Trucos para cocinar con azafrán

En su web para comprar productos gourmet españoles le traemos estos trucos para cocinar con azafrán. Esta especia se ha utilizado desde la antigüedad en la cocina. Pero para aprovechar sus propiedades es necesario saber cómo utilizarlo.

Escogiendo un buen azafrán

Debido a las características del cultivo y recolección del azafrán, esta especie es la más cara del mundo. Proviene de la flor crocus sativus, de la cual se recolectan los estigmas a mano. Los de mayor calidad provienen de la India, Irán, Afganistán y España.

Italia y Nueva Zelanda también cultivan la flor. Y en Argentina se ha comenzado a producir azafrán orgánico de muy buena calidad.

Las presentaciones en las que lo encontrará son en rama (los estigmas enteros) y en polvo. Cuál escoger dependerá de cómo lo prefiera. Cada uno de ellos tiene su forma particular de agregarlo a la comida.

Las características principales que debe tener en cuenta al comprar azafrán son su color y olor. Los estilos deben ser rojo intenso y poseen un olor floral.

En vista que es un ingrediente codiciado y costoso, hay vendedores que tratan de engañar a los incautos clientes. En ocasiones lo sustituyen por cúrcuma. Así que debe estar muy atento a la hora de escoger el mejor azafrán.

Si compras las ramas, estas deben tener un rojo intenso. Son largas y gruesas en uno de los extremos. Si ves alguna ramita amarilla significa que no retiraron los estilos. Es común que las dejen para inflar el peso. Pero los hilos provienen de la misma flor.
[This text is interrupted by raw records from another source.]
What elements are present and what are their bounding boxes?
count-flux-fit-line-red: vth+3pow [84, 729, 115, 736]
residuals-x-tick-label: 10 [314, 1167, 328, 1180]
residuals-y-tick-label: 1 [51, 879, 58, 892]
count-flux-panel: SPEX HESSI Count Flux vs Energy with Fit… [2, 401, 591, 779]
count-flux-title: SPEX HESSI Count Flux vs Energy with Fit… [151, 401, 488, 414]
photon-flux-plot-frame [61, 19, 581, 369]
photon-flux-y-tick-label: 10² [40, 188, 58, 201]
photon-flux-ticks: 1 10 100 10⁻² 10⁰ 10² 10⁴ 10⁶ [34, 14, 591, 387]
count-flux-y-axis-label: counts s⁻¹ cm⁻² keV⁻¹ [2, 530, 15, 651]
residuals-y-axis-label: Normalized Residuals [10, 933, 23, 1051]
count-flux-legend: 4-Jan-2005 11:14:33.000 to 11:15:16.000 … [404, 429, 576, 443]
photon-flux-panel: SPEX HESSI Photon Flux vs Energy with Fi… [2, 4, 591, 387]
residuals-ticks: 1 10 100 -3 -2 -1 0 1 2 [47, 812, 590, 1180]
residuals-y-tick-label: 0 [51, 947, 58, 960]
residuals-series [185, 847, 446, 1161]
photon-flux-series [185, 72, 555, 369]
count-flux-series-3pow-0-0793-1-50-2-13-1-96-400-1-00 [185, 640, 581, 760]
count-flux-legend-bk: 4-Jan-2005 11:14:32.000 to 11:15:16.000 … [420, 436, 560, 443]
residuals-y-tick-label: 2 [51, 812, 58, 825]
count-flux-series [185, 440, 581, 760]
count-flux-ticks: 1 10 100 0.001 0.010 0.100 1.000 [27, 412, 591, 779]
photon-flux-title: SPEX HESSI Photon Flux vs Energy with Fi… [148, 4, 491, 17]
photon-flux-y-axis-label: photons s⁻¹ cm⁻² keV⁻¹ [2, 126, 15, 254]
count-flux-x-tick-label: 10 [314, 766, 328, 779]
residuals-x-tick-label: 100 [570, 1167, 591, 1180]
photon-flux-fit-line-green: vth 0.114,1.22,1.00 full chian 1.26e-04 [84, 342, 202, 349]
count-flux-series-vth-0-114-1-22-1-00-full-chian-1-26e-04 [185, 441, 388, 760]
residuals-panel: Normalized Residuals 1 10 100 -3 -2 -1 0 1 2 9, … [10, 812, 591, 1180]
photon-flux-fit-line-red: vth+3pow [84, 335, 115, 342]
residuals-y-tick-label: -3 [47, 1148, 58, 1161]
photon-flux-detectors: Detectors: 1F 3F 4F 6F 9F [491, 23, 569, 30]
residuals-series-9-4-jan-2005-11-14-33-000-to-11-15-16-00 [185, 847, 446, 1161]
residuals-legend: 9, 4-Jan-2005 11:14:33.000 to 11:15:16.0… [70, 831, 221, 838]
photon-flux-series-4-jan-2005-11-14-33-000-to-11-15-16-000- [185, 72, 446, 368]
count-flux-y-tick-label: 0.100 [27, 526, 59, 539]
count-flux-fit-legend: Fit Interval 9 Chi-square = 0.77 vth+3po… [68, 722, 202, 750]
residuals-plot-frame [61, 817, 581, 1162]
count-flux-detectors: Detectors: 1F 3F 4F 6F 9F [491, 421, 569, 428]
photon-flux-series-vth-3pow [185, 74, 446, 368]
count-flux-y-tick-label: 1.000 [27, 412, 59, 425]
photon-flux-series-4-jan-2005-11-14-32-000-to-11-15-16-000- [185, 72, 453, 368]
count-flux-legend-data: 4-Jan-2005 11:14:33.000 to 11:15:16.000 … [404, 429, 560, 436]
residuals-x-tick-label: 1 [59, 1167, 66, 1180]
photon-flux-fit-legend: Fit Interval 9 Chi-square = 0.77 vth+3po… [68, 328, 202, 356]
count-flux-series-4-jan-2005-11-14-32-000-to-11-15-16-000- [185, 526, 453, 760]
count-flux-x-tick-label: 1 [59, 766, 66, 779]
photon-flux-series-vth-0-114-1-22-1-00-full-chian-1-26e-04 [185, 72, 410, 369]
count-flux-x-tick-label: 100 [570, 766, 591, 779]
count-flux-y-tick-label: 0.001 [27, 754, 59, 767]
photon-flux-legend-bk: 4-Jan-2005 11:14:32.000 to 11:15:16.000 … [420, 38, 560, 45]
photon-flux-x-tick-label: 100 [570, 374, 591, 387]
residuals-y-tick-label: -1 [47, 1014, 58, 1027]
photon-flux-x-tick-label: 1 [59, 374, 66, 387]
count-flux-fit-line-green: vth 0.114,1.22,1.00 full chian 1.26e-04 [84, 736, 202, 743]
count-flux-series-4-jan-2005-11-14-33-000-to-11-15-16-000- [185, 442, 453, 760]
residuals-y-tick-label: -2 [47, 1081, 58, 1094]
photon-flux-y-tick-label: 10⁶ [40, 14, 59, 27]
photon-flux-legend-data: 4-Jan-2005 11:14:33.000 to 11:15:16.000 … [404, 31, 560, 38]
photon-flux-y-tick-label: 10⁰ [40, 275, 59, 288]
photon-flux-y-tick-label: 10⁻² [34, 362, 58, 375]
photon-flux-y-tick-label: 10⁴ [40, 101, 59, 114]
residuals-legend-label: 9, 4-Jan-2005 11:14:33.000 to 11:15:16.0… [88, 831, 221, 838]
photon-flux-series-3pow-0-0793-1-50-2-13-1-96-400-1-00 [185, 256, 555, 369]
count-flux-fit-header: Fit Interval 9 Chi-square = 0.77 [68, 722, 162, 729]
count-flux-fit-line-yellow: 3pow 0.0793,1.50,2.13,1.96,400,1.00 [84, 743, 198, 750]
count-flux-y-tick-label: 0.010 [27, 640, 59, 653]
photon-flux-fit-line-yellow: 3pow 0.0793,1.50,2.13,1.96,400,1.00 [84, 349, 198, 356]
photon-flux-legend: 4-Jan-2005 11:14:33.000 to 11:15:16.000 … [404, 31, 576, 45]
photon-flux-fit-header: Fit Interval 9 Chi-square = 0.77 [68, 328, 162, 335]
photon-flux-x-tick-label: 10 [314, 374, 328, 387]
En el azafrán en polvo es más complicado distinguir si dejaron los estilos o si lo mezclaron con otra especia. Pero si al comprarlo notas que el color es más bien anaranjado o amarillento, mejor ve a otro vendedor.

Trucos para cocinar con azafrán

Después de aprender a escogerlo, toca saber cómo utilizar azafrán en la cocina. Es un condimento muy utilizado en las recetas con arroz, puesto que le da un color y aroma exquisito.

Para aprovecharlo al máximo hay que aprender a potenciar su sabor y su aroma. Si lo usas en polvo dilúyelo en agua caliente, caldo o un poco de vino de blanco. Las ramitas, en cambios, se tuestan en el sartén y luego se trituran. Por último también se diluyen antes de agregar a la comida.

Al tostarlo se quema muy fácil. Para evitar que esto ocurra, envuélvelo en un sobrecito de papel de aluminio y pásalo unos segundos por el fuego.

La intención de diluirlo antes de echarlo a la comida es para el color quede parejo. Si no lo haces se manchará la parte donde caiga el azafrán y el resto tendrá otro tono.

Utilízalo en poca cantidad. Este condimento puede ser tóxico si se consume en exceso. Calcula cinco ramitas por comensal. Esto equivaldría a unos 30 miligramos. El consumo diario por persona no debe llegar a un gramo. Pasarse la mano con el azafrán también producirá un aroma y sabor muy fuertes, que pueden llegar a ser desagradables.

Para que la cocción sea la más adecuada, una vez que se agregue azafrán a la preparación, mantener el fuego medio-bajo.

Por último, un truco para sus utensilios. El azafrán es un poderoso tinte natural, no utilices utensilios de madera, a menos que quieras que cambien de color.

Ingredientes como este hacen de las comidas el momento más placentero del día. El azafrán junto con el pimentón ahumado, una buena selección de trufas, vinagres, vinos y patés no pueden faltar en tu despensa.